Leslie Norwood (34:21):

I mean, free is always relative, kind of like you have your Tesla that doesn't use gas, but it use electricity, and somehow that electricity has to be created somewhere. It's just further downstream. So you don't have a direct cost for that AI, but you've got a cost somewhere, right? Somebody's got to pay for it. Right?

Dave Sanchez (34:41):

Yeah. I actually would say I kind of disagree that market moves forward when it makes sense on an efficiency basis. I think there's definitely always a lag and always people hanging on for dear life to the way things used to be, which creates actually more disruption in the market when things ultimately move. But that's my editorializing fair, that particular issue. Fair?

Leslie Norwood (35:05):

Yeah. Well, I mean, change has cost, right? I mean, I think inevitably as things develop and inertia disappears, right? There's definitely going to be costs associated with that. And I think Emily is talking about the balance between the costs, but yeah, new technology definitely is going to cost no matter what, right?

Dave Sanchez (35:25):

Yeah.

Leslie Norwood (35:26):

Things age out with that, I think.
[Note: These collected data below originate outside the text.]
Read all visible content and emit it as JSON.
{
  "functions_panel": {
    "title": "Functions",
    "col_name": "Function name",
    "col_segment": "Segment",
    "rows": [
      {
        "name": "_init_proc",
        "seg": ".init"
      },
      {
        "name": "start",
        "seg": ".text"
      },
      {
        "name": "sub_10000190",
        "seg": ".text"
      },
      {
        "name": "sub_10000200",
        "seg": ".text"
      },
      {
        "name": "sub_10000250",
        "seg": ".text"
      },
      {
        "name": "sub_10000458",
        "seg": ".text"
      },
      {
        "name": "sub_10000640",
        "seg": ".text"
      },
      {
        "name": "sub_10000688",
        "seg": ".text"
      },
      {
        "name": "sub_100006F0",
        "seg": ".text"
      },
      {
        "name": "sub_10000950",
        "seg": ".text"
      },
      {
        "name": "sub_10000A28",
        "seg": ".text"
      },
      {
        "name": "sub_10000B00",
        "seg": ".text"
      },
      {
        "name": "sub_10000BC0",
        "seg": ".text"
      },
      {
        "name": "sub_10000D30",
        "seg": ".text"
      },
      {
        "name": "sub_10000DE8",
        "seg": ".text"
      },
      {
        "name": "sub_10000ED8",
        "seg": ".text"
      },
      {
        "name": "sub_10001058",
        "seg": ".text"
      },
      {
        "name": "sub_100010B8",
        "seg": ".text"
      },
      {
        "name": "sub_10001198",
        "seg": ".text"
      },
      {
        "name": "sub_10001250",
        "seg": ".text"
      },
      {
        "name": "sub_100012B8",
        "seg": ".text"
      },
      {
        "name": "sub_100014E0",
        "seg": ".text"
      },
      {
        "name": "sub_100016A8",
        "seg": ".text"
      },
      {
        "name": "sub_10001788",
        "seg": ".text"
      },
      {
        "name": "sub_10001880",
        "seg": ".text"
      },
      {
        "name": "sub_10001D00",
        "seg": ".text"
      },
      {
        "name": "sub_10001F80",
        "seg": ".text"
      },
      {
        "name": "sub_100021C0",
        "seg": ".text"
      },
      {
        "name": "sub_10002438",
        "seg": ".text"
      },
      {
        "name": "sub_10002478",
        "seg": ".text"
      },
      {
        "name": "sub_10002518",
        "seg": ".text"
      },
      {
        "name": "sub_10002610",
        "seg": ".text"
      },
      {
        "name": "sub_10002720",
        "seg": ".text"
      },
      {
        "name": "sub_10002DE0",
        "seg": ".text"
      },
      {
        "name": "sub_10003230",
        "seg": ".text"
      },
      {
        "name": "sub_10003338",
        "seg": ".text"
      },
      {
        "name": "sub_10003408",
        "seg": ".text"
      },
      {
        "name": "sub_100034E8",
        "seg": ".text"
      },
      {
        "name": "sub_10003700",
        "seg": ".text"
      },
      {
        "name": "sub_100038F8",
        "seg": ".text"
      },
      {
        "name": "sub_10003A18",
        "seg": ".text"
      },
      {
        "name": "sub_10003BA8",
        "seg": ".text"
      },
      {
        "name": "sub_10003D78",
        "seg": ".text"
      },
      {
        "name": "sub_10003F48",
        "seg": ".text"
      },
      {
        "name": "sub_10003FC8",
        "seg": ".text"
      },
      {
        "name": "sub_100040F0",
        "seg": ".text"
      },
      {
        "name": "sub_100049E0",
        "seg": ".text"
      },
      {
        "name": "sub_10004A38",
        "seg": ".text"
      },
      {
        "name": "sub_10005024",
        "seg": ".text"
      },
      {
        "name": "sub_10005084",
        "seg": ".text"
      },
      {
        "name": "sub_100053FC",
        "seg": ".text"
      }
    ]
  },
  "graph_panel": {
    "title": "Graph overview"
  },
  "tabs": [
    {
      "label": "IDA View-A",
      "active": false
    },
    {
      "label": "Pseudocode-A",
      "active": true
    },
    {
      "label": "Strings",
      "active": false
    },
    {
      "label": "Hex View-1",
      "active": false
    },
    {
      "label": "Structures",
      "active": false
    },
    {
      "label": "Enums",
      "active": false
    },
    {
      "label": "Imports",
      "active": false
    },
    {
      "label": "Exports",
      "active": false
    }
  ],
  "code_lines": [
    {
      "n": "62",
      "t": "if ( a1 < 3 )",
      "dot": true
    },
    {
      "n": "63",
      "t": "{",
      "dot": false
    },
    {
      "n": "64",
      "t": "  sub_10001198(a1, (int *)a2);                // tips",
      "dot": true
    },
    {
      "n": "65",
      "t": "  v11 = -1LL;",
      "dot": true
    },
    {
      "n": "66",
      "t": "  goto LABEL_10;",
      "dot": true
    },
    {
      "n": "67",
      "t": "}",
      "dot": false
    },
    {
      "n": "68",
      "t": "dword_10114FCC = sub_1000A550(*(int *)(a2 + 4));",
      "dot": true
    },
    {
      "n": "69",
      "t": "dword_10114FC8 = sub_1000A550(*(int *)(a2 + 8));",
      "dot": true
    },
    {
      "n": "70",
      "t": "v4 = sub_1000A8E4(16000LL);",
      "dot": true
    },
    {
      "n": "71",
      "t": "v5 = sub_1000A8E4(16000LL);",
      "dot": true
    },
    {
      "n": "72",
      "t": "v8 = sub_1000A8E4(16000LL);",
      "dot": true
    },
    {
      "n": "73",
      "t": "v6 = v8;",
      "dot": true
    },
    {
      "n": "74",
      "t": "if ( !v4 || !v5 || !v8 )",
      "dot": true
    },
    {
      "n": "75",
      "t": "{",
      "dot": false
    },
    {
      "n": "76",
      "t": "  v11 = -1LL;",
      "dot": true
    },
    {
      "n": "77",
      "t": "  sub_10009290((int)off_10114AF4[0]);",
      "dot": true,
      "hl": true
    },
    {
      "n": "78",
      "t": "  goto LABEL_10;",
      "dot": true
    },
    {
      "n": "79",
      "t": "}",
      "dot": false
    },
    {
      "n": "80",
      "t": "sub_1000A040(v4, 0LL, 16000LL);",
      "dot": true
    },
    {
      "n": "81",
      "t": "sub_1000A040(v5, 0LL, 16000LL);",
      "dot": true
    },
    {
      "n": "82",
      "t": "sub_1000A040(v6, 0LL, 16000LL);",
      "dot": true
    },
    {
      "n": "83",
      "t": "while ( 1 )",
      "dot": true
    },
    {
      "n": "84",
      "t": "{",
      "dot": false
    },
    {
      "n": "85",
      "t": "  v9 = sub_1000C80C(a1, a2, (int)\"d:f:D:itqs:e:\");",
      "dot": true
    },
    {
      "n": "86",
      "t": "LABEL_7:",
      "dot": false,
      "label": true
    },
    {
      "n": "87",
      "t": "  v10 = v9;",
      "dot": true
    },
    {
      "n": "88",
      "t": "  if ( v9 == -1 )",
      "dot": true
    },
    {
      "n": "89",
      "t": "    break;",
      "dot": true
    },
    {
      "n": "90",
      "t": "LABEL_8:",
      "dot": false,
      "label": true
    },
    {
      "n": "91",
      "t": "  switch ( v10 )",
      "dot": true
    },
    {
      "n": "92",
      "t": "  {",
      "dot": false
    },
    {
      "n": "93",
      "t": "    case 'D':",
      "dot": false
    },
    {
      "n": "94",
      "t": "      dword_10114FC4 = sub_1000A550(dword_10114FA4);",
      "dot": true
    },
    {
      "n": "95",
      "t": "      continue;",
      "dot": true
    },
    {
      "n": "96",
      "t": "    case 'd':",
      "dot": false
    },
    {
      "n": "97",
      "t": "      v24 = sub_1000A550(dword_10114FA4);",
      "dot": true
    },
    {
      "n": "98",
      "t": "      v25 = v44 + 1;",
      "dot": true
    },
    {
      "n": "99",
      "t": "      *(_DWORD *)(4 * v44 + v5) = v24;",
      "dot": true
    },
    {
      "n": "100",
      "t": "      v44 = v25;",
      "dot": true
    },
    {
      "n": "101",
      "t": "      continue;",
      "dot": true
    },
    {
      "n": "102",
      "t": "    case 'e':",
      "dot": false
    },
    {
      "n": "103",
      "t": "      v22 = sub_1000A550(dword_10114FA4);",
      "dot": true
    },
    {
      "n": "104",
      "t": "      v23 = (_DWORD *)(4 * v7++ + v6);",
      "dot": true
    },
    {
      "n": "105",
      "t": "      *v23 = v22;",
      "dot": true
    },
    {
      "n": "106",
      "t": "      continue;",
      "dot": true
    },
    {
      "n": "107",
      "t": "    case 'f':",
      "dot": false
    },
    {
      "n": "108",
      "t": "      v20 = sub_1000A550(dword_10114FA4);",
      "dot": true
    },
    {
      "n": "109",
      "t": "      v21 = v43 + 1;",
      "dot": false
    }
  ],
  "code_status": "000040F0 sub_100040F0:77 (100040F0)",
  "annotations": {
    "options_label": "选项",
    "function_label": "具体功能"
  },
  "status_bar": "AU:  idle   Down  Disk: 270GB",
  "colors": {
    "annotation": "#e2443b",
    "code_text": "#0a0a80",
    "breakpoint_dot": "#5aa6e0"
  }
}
Any final thoughts, Dave? We're good.

Dave Sanchez (35:32):

I'm good.

Leslie Norwood (35:33):

All right. I hope that Dave and the SEC are thoughtful going forward about anything they may do in AI.

Emily Brock (35:40):

As do I.

Leslie Norwood (35:41):

Certainly. We're keeping an eye on the states and what's going on there, and hopefully we'll be back to you next year and see what the developments are in this area. Thank you very much. Thank you.